Only one concession stand was open, and prices were the same as for the big sports ($6.50 for a bottled soda for example) so I just went into the seating bowl, taking a spot about six rows from the floor. Basketball is great to watch from close up, especially when the place is so quiet and you can hear the players and refs clearly. Unfortunately, my crappy phone camera was unable to do any better than the shot below.



There were four officials on the floor instead of the usual three due to a new experiment being run by the NBA. This was the first such game so it was a bit of history, much like the first college game with a 30-second shot clock that I saw a couple of years back. That change was adopted by the NCAA, but if today's game was any indication, three refs are enough as 59 fouls were called, including 20 in the third quarter alone. This made the game quite disjointed, but there were periods of play that were quite entertaining. The Knicks raced out to a 26-11 lead, but the Nets fought back to take a 9-point advantage into the break. Westchester used a 10-1 run late in the third to get close and then kept the pressure on in the fourth, finally taking a 98-97 lead on a three from Jordon Crawford (a 5'6 guard out of Bowling Green).
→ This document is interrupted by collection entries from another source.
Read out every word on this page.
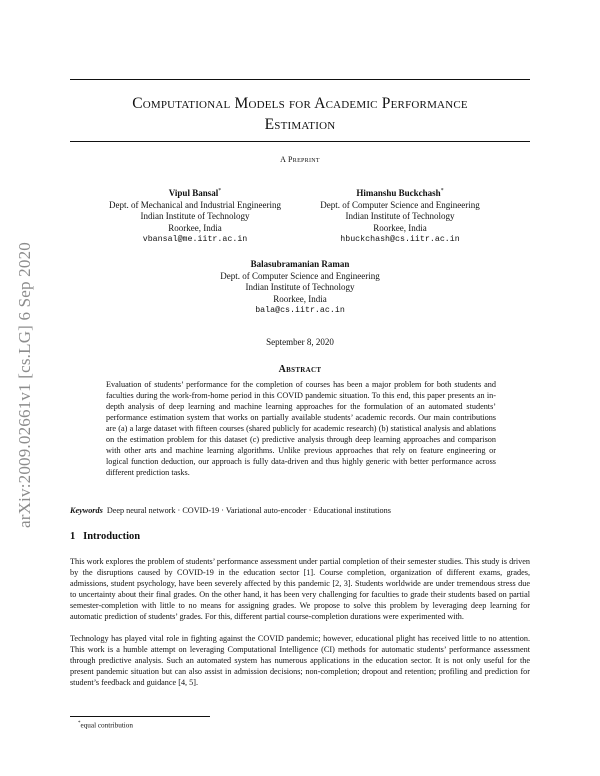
arXiv:2009.02661v1 [cs.LG] 6 Sep 2020
Computational Models for Academic Performance
Estimation
A Preprint
Vipul Bansal*
Dept. of Mechanical and Industrial Engineering
Indian Institute of Technology
Roorkee, India
vbansal@me.iitr.ac.in
Himanshu Buckchash*
Dept. of Computer Science and Engineering
Indian Institute of Technology
Roorkee, India
hbuckchash@cs.iitr.ac.in
Balasubramanian Raman
Dept. of Computer Science and Engineering
Indian Institute of Technology
Roorkee, India
bala@cs.iitr.ac.in
September 8, 2020
Abstract
Evaluation of students’ performance for the completion of courses has been a major problem for both students and faculties during the work-from-home period in this COVID pandemic situation. To this end, this paper presents an in-depth analysis of deep learning and machine learning approaches for the formulation of an automated students’ performance estimation system that works on partially available students’ academic records. Our main contributions are (a) a large dataset with fifteen courses (shared publicly for academic research) (b) statistical analysis and ablations on the estimation problem for this dataset (c) predictive analysis through deep learning approaches and comparison with other arts and machine learning algorithms. Unlike previous approaches that rely on feature engineering or logical function deduction, our approach is fully data-driven and thus highly generic with better performance across different prediction tasks.
Keywords Deep neural network · COVID-19 · Variational auto-encoder · Educational institutions
1 Introduction
This work explores the problem of students’ performance assessment under partial completion of their semester studies. This study is driven by the disruptions caused by COVID-19 in the education sector [1]. Course completion, organization of different exams, grades, admissions, student psychology, have been severely affected by this pandemic [2, 3]. Students worldwide are under tremendous stress due to uncertainty about their final grades. On the other hand, it has been very challenging for faculties to grade their students based on partial semester-completion with little to no means for assigning grades. We propose to solve this problem by leveraging deep learning for automatic prediction of students’ grades. For this, different partial course-completion durations were experimented with.
Technology has played vital role in fighting against the COVID pandemic; however, educational plight has received little to no attention. This work is a humble attempt on leveraging Computational Intelligence (CI) methods for automatic students’ performance assessment through predictive analysis. Such an automated system has numerous applications in the education sector. It is not only useful for the present pandemic situation but can also assist in admission decisions; non-completion; dropout and retention; profiling and prediction for student’s feedback and guidance [4, 5].
*equal contribution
The Nets immediately took the lead back and after Yogi Ferrell (out of Indiana) nailed a three, it was 104-99 for Long Island with 5:27 to go. The Knicks stayed close and had a chance to tie in the waning seconds, but Chasson Randle (Stanford) could not convert a reverse layup and the home team held on for the 118-114 win. Chris McCullough, Brooklyn's first-round pick (29th overall) in 2015 out of Syracuse, led all scorers with 25 points and 11 rebounds.



Notes

The team's abbreviation is LIN, fitting as Jeremy Lin plays for Brooklyn.

Their coach is Ronald Nored, a 26-year-old who played for Butler during their run to two consecutive NCAA finals.

D-League ball is one of the best values out there. Sure, it's very unlikely that you are going to see a future superstar, but if you enjoy the game of basketball, this is a great league to follow. There are only 450 NBA players, so you are still getting top quality talent, many of whom played in power conferences. I don't know why the Nets don't just sell tickets to every game here (season ticket holders can get tickets to every game, but not the general public), but I hope that they will get a decent following starting next year on the Island.